The goal of the group is "to prevent romantic relations between Jewish woman and Arabs, so that the Jewish people will continue to exist," explained Sarah. The struggle against intermarriage is indeed a precept of Jewish law.

Sarah continued "the police claims that's racism, because they think preventing assimilation is racism." That claim was shot down by the Jerusalem District Court, which ruled "the call against assimilation is not a criminal offense."

"Assimilation kills the Jewish nation more than the Holocaust, pogroms or anti-Semitism," she said, noting the shockingly high assimilation rates among European and American Jewry, with the same trend raising its head in Israel as well on a lower scale.

"I never came across a Lehava activist who shouted 'Arabs out,'" Sarah added, accusing the state of not taking proper action. "The blood of Jews in Jerusalem always was abandoned. People are run over here, they're killed. The Lehava organization stood things in their place. This is a holy organization and I will stay in it proudly."

In nearly all cases of mixed marriages with Arabs in Israel, the Jewish partner is the bride. It is a well documented phenomenon that such wives often suffer abuse from their Arab husbands, and many require help to escape.

The court on Thursday extended the arrest of Lehava director Bentzi Gopshtain and two other activists, letting the others go and rejecting the police request for a longer extension on the three.

After the ruling Gopshtain said "the prosecution of the State of Israel thinks that it is forbidden to speak here. ...It is not the KGB here, this is the State of Israel. We will talk and no one will silence us. We will continue to fight against assimilation - that is Judaism, not racism. I urge everyone not to be silent - today it's me, tomorrow it's you."

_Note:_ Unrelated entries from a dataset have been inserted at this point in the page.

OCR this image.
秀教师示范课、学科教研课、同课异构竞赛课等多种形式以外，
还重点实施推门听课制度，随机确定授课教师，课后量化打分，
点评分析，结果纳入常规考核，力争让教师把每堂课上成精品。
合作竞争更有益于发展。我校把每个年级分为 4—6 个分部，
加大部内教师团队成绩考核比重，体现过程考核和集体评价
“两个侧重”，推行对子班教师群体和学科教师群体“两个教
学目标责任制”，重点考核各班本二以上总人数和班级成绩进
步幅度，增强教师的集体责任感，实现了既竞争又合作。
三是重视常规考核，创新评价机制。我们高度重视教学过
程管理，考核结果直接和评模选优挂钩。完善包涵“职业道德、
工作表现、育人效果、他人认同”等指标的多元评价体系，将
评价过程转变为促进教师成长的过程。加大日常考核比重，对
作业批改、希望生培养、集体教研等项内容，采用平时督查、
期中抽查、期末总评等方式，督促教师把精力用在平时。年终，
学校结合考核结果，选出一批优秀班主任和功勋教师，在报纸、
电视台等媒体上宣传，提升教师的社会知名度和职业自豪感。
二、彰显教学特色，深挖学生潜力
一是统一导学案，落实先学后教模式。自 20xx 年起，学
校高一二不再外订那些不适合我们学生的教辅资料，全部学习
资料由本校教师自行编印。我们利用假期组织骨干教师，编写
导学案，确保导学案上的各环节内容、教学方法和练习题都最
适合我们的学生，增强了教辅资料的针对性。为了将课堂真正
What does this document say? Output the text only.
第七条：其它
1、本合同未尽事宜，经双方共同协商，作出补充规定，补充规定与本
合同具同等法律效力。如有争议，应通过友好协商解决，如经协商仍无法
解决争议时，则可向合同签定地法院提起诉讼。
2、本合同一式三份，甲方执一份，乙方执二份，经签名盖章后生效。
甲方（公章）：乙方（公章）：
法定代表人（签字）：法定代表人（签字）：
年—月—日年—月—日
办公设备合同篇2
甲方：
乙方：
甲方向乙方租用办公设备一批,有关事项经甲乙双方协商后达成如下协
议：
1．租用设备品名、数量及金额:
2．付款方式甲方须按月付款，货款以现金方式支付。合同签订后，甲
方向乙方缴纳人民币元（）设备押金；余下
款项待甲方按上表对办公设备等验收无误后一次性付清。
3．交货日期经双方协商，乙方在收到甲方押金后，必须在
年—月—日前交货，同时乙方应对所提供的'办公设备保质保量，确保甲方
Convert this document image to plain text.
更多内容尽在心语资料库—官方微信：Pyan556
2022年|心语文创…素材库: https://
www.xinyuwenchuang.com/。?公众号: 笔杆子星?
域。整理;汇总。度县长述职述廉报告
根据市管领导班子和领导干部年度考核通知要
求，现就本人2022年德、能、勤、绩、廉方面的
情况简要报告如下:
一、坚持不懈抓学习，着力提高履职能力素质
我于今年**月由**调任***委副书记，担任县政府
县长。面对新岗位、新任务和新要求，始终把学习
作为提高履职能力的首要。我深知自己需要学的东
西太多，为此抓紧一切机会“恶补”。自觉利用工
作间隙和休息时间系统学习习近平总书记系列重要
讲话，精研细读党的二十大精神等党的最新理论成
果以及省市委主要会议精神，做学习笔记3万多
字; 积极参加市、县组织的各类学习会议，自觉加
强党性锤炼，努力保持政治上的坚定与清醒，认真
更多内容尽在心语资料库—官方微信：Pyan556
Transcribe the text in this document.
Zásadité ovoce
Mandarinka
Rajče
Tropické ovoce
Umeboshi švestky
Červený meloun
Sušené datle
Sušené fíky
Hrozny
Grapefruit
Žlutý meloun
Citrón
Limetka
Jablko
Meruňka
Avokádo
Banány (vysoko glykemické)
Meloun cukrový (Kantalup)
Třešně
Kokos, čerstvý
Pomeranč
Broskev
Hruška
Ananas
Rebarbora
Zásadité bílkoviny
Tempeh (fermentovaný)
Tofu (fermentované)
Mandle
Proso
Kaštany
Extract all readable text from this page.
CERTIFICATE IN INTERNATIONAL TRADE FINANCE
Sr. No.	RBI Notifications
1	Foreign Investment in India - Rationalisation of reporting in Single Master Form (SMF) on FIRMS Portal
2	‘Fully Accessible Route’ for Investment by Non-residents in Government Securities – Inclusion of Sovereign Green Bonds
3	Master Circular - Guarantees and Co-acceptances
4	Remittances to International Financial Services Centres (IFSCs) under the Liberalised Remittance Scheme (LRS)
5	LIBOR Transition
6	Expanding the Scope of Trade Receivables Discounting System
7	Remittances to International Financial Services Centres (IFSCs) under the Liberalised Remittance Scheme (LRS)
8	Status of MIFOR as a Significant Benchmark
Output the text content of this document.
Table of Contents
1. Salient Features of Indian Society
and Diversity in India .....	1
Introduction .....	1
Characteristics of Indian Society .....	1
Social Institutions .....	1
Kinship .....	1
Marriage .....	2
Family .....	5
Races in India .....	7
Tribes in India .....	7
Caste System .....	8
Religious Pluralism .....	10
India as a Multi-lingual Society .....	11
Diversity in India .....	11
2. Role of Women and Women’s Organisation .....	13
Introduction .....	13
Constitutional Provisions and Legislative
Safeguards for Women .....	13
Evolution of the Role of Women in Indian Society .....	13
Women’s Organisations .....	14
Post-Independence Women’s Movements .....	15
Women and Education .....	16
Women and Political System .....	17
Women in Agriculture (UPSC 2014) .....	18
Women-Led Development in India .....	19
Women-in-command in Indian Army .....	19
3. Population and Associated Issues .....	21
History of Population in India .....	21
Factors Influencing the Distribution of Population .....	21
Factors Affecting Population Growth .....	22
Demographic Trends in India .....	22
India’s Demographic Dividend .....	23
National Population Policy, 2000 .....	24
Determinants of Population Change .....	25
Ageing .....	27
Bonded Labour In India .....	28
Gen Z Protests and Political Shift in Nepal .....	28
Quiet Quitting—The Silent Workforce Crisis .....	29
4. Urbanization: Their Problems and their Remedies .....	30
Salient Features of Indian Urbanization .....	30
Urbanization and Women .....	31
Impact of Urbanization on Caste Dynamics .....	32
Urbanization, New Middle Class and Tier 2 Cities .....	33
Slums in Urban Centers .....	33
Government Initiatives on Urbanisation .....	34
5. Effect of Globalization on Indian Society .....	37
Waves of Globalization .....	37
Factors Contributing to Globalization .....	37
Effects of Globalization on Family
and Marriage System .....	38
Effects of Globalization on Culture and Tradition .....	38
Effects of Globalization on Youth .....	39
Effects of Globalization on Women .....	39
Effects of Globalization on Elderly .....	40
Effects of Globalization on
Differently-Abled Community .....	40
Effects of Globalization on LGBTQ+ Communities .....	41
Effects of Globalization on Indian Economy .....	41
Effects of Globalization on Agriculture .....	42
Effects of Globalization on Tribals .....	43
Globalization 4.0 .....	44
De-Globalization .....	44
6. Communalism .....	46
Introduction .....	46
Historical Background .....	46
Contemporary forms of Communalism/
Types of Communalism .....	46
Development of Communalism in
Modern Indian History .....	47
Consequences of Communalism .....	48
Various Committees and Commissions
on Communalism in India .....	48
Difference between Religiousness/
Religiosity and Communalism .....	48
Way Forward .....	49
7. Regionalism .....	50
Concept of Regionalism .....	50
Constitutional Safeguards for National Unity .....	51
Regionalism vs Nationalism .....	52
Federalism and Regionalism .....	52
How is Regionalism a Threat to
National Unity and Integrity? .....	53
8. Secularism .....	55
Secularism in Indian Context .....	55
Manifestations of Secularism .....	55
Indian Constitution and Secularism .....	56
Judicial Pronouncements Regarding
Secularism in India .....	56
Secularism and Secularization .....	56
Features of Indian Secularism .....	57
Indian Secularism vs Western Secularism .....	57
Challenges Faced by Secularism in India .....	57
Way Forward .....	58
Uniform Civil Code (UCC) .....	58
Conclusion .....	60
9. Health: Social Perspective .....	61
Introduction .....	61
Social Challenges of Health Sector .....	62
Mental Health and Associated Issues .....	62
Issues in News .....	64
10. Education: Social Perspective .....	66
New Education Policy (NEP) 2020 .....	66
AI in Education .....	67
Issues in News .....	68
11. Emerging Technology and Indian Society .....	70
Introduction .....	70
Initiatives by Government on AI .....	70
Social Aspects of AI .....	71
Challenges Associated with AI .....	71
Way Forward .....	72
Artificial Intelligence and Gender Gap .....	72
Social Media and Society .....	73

The police crackdown didn't stop at Lehava - on Thursday the Jerusalem offices of former MK Dr. Michael Ben-Ari's Otzma Yehudit party were raided by police, who made the outlandish claim that they were a front for Lehava.

"On false pretenses, and to make up for the severe criticism being levied at them, they decided that the best move was to come into our offices and interfere with the organization of an election event for our party," said Ben-Ari.